Of course, the row cover (Agribon) keeps the bugs snug, too; so, some of our plants are well chomped. For example, our Tokyo bekana is fairly riddled with holes. Still tastes good. Annette made some tasty slaw out of it, mixing in nuts, carrots and craisins (dried cranberries). Our mustards, collards, turnips and beets are healthy, some with new growth. Our bok choy is looking better. Brussels sprouts are flourishing.
Jackson being about an hour south of us, you may be doing better on the growing front.

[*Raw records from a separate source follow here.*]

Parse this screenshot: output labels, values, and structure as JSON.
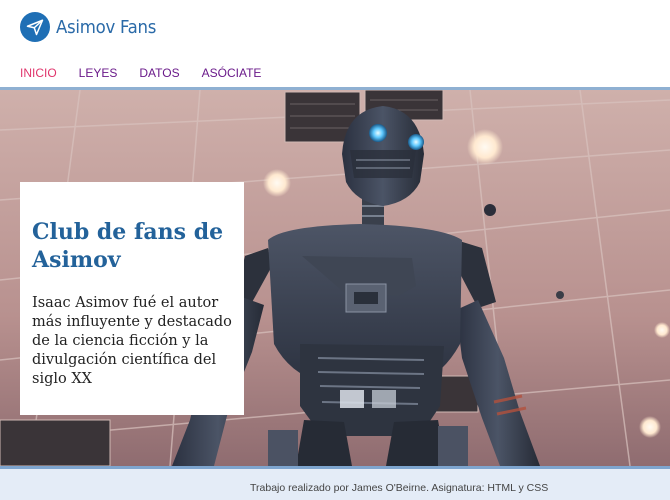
{
  "header": {
    "logo_text": "Asimov Fans",
    "logo_icon": "paper-plane-icon"
  },
  "nav": {
    "items": [
      "INICIO",
      "LEYES",
      "DATOS",
      "ASÓCIATE"
    ],
    "active": "INICIO"
  },
  "hero": {
    "title": "Club de fans de Asimov",
    "text": "Isaac Asimov fué el autor más influyente y destacado de la ciencia ficción y la divulgación científica del siglo XX",
    "image": "robot-photo"
  },
  "footer": {
    "text": "Trabajo realizado por James O'Beirne. Asignatura: HTML y CSS"
  },
  "colors": {
    "brand": "#2a6aa8",
    "nav": "#6a1a8a",
    "nav_active": "#e0356c",
    "title": "#23629a",
    "footer_bg": "#e4ecf7"
  }
}
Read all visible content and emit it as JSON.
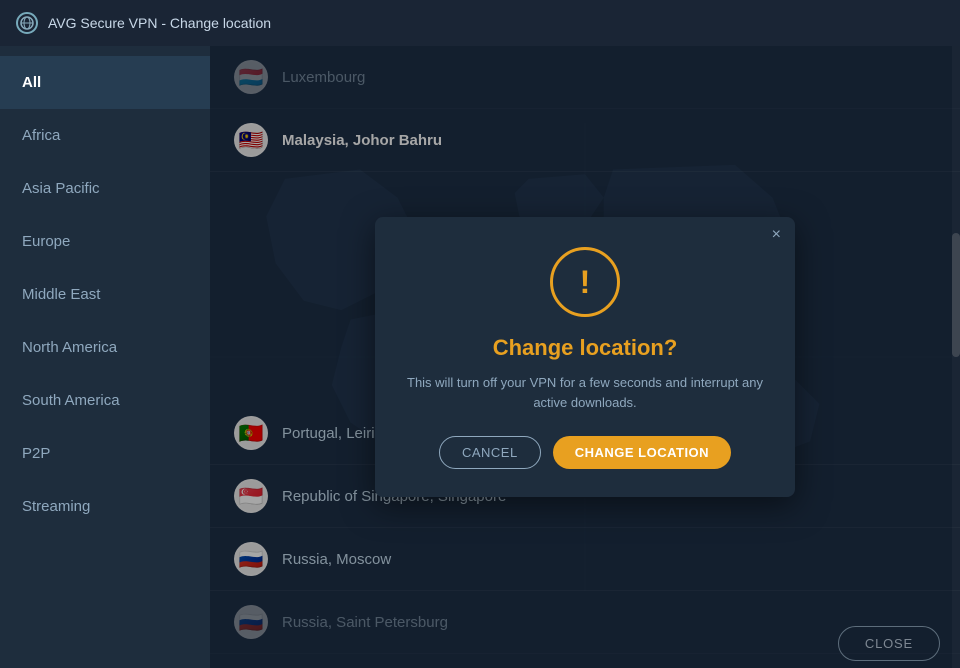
{
  "titleBar": {
    "title": "AVG Secure VPN - Change location",
    "icon": "vpn-icon"
  },
  "sidebar": {
    "items": [
      {
        "id": "all",
        "label": "All",
        "active": true
      },
      {
        "id": "africa",
        "label": "Africa",
        "active": false
      },
      {
        "id": "asia-pacific",
        "label": "Asia Pacific",
        "active": false
      },
      {
        "id": "europe",
        "label": "Europe",
        "active": false
      },
      {
        "id": "middle-east",
        "label": "Middle East",
        "active": false
      },
      {
        "id": "north-america",
        "label": "North America",
        "active": false
      },
      {
        "id": "south-america",
        "label": "South America",
        "active": false
      },
      {
        "id": "p2p",
        "label": "P2P",
        "active": false
      },
      {
        "id": "streaming",
        "label": "Streaming",
        "active": false
      }
    ]
  },
  "locationList": {
    "items": [
      {
        "id": "lu",
        "name": "Luxembourg",
        "flag": "🇱🇺",
        "bold": false,
        "dimmed": true
      },
      {
        "id": "my",
        "name": "Malaysia, Johor Bahru",
        "flag": "🇲🇾",
        "bold": true,
        "dimmed": false
      },
      {
        "id": "pt",
        "name": "Portugal, Leiria",
        "flag": "🇵🇹",
        "bold": false,
        "dimmed": false
      },
      {
        "id": "sg",
        "name": "Republic of Singapore, Singapore",
        "flag": "🇸🇬",
        "bold": false,
        "dimmed": false
      },
      {
        "id": "ru",
        "name": "Russia, Moscow",
        "flag": "🇷🇺",
        "bold": false,
        "dimmed": false
      },
      {
        "id": "ru2",
        "name": "Russia, Saint Petersburg",
        "flag": "🇷🇺",
        "bold": false,
        "dimmed": true
      }
    ]
  },
  "modal": {
    "title": "Change location?",
    "description": "This will turn off your VPN for a few seconds and interrupt any active downloads.",
    "cancelLabel": "CANCEL",
    "confirmLabel": "CHANGE LOCATION",
    "closeLabel": "×"
  },
  "footer": {
    "closeLabel": "CLOSE"
  }
}
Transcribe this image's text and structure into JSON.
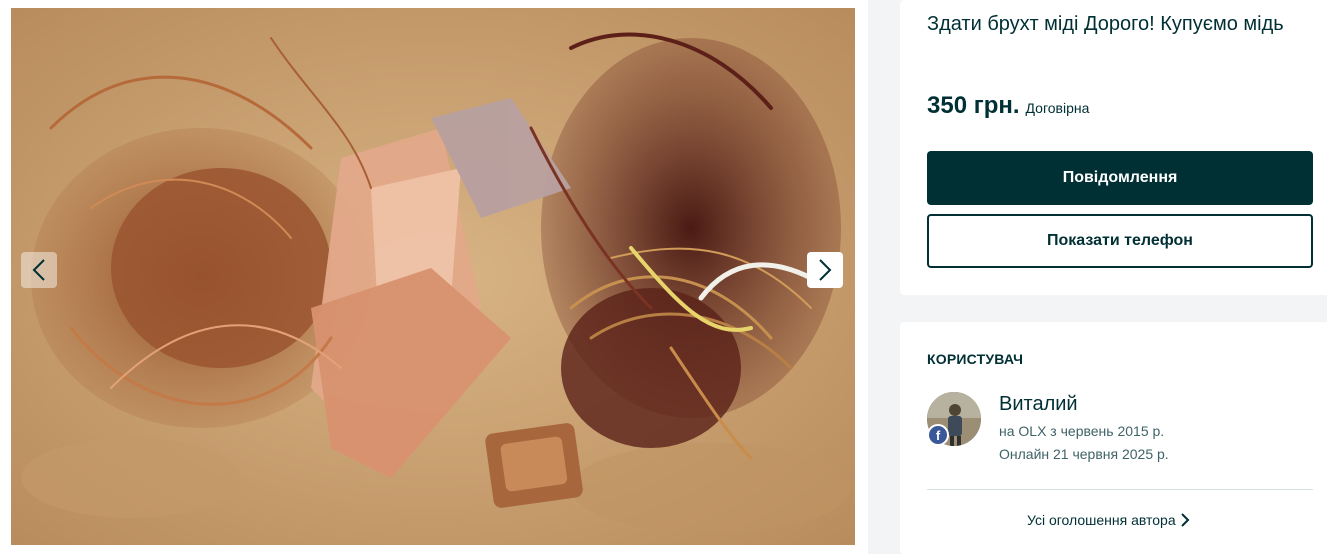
{
  "gallery": {
    "image_alt": "copper scrap wire and foil pile",
    "prev_icon": "chevron-left-icon",
    "next_icon": "chevron-right-icon"
  },
  "offer": {
    "title": "Здати брухт міді Дорого! Купуємо мідь",
    "price": "350 грн.",
    "negotiable": "Договірна",
    "message_button": "Повідомлення",
    "phone_button": "Показати телефон"
  },
  "user": {
    "heading": "Користувач",
    "name": "Виталий",
    "since": "на OLX з червень 2015 р.",
    "online": "Онлайн 21 червня 2025 р.",
    "badge_letter": "f",
    "all_ads": "Усі оголошення автора"
  },
  "colors": {
    "primary": "#002f34",
    "background": "#f2f4f5",
    "facebook": "#3b5998",
    "muted_text": "#406367"
  }
}
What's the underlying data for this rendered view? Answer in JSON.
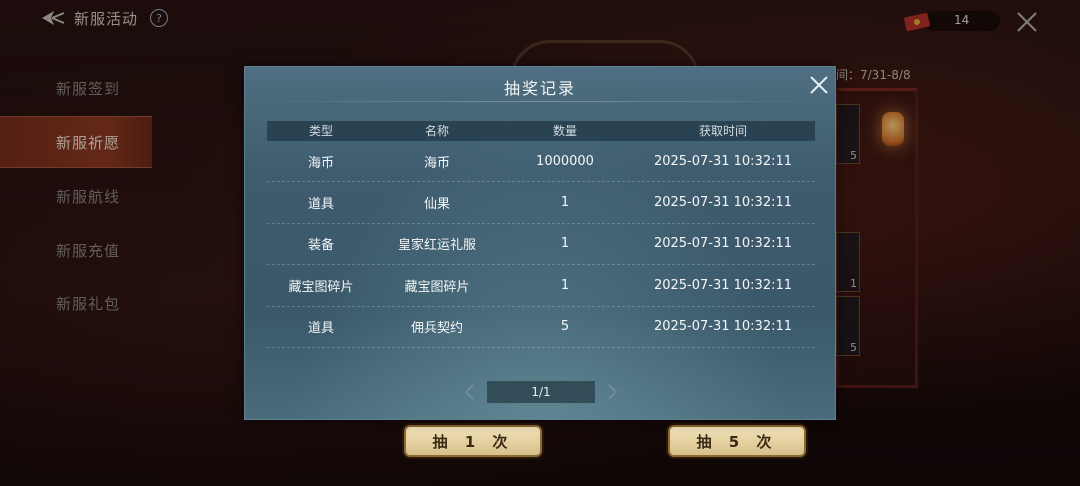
{
  "topbar": {
    "title": "新服活动",
    "help": "?",
    "currency_value": "14"
  },
  "sidebar": {
    "items": [
      {
        "label": "新服签到",
        "active": false
      },
      {
        "label": "新服祈愿",
        "active": true
      },
      {
        "label": "新服航线",
        "active": false
      },
      {
        "label": "新服充值",
        "active": false
      },
      {
        "label": "新服礼包",
        "active": false
      }
    ]
  },
  "background": {
    "period": "间：7/31-8/8",
    "slot_counts": [
      "5",
      "1",
      "5"
    ]
  },
  "actions": {
    "draw_once": "抽 1 次",
    "draw_five": "抽 5 次"
  },
  "modal": {
    "title": "抽奖记录",
    "columns": [
      "类型",
      "名称",
      "数量",
      "获取时间"
    ],
    "rows": [
      {
        "type": "海币",
        "name": "海币",
        "qty": "1000000",
        "time": "2025-07-31 10:32:11"
      },
      {
        "type": "道具",
        "name": "仙果",
        "qty": "1",
        "time": "2025-07-31 10:32:11"
      },
      {
        "type": "装备",
        "name": "皇家红运礼服",
        "qty": "1",
        "time": "2025-07-31 10:32:11"
      },
      {
        "type": "藏宝图碎片",
        "name": "藏宝图碎片",
        "qty": "1",
        "time": "2025-07-31 10:32:11"
      },
      {
        "type": "道具",
        "name": "佣兵契约",
        "qty": "5",
        "time": "2025-07-31 10:32:11"
      }
    ],
    "page": "1/1"
  },
  "icons": {
    "back": "back-arrow-icon",
    "help": "help-icon",
    "currency": "red-envelope-icon",
    "close": "close-icon",
    "prev": "chevron-left-icon",
    "next": "chevron-right-icon"
  }
}
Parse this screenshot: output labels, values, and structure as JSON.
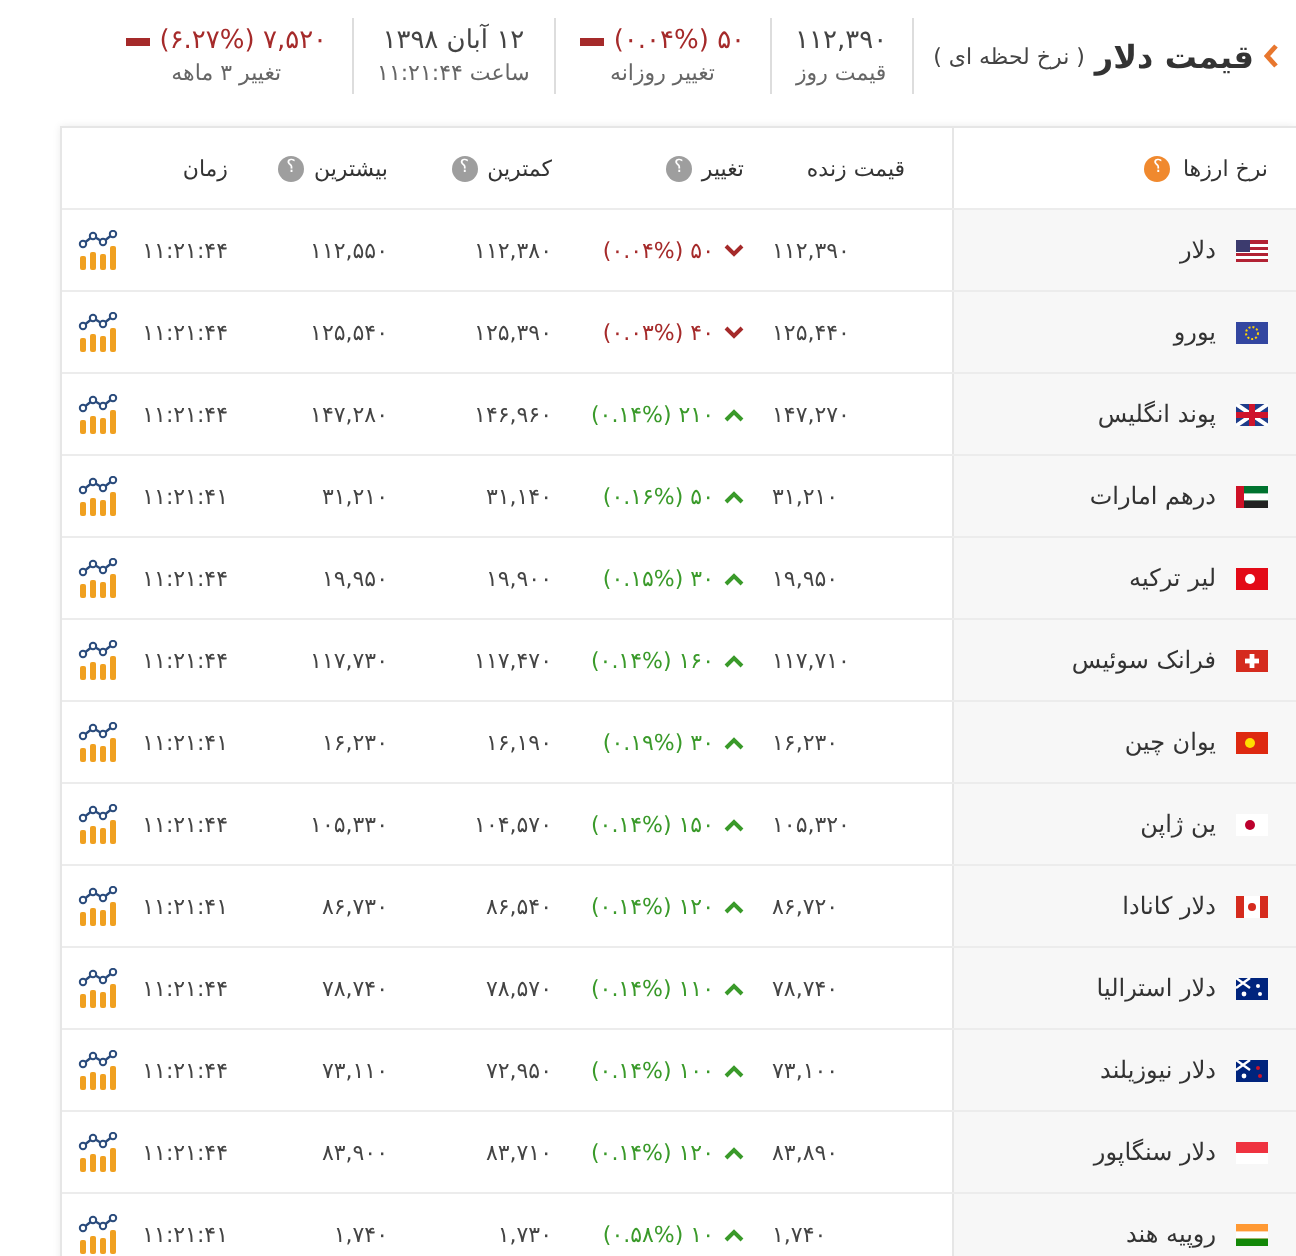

I should have mentioned last week that Barbara Damrosch is the wife of Eliot Coleman who runs Four Season Farm in Maine with him. She writes a weekly column in The Washington Post called A Cook’s Garden. She is also an author (The Garden Primer and Theme Gardens).
It’s wonderful to see couples doing what they love together!
From Annette, regarding her Paneer recipe: It would be more clear to say, combine vinegar and water, then pour it slowly into the milk mixture until it curdles. The water and vinegar do not need to be warm.
Whole milk is the best tasting, but low fat milk also works. Skim will work but yields a very small amount of curd.
Goats milk works as well. We love goat cheeses and have experimented with making classic goat cheese, which is created with bacteria, rather than curdling. We purchased some starter bacteria from a cheese making supply company (www.cheesemaking.com – a very good source, and also has loads of helpful instructions and information) and used the goats milk that is available in grocery stores. Even though that goats milk is ultra-pasteurized (not recommended for cheese-making) it did work, but yielded a product less firm than regular soft goat cheese. It was still delicious.
If you look online, you will find many recipes and detailed techniques on how to make mozzarella cheese with rennet. It is delicious when it works, but we have found the milk in our grocery stores to be of inconsistent cheese-making quality; sometimes it fails to curdle properly. (See why on the cheesemaking site.)
We wish you a happy, wondrous Christmas!